Hi,
I would like to construct a transition matrix from a data frame with
annual transitions of marked plants.
plant<-c(1:6)
class<-c("seed","seed", "seed",
"veg", "rep", "rep")
fate<-c("dead", "veg","veg","rep",
"rep", "veg")
trans<-data.frame(plant, class, fate)
plant class fate
1 1 seed dead
2 2 seed veg
3 3 seed veg
4 4 veg rep
5 5 rep rep
6 6 rep veg
I have been using sql queries to do this, but I would like to construct
the matrix in R since I plan to resample transitions using
trans[sample(nrow(trans), 6, replace=T), ]
I know I can get the original size vector using table()

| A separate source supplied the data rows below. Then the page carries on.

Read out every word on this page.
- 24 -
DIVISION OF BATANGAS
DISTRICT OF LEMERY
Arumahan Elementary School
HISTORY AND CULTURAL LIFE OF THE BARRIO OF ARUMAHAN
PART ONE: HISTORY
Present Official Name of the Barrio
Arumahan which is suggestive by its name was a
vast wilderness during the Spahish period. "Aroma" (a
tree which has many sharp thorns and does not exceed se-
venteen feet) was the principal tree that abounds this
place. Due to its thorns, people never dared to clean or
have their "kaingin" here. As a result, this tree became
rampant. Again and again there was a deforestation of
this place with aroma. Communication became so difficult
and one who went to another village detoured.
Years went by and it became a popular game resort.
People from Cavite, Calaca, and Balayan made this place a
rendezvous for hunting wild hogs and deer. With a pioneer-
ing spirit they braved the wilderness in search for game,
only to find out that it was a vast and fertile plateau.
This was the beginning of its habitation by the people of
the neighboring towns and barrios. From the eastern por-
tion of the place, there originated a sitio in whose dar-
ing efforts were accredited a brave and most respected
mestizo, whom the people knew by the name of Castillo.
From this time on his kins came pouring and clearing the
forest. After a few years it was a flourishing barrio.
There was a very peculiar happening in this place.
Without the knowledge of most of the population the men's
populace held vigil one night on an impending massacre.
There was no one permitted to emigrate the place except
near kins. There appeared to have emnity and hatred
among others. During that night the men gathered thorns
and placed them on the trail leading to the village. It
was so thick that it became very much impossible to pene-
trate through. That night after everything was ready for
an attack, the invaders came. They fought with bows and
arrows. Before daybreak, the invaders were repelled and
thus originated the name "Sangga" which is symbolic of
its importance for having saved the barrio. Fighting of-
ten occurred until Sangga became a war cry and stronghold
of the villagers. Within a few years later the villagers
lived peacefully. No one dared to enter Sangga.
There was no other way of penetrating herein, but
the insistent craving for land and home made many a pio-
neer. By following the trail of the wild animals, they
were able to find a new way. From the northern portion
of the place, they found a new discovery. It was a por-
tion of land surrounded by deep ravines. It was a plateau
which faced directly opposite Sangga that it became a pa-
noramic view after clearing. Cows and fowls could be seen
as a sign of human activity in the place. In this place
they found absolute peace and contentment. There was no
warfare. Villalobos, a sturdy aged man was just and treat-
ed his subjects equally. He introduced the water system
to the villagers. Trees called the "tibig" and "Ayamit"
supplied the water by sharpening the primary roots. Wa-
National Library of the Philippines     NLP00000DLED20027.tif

data.matrix(table(trans$class))
[,1]
rep 2
seed 3
veg 1
but I don't know how to get counts of each class-fate combination where
fate does NOT equal dead
seed veg = 2
veg rep = 1
rep rep = 1
rep veg = 1
or how to divide the class-fate count by the original class count in the
size vector to get survival probabilities
seed veg = 2 / 3 seed = 0.67
veg rep = 1 / 1 veg = 1
rep rep = 1 / 2 rep = 0.5
rep veg = 1 / 2 rep = 0.5
or construct the square matrix with rows and columns in the same
developmental sequence like dev<- c("seed","veg",
"rep").
seed veg rep
seed 0 0 0
veg 0.67 0 0.5
rep 0 1 0.5
Any help or suggestions would be appreciated.
Thanks,
Chris Stubben
--
Los Alamos National Lab
BioScience Division
MS M888
Los Alamos, NM 87545
Hi again,
I almost figured this out, but still need some help on the last part.
I can use prop.table to get survival probabilities...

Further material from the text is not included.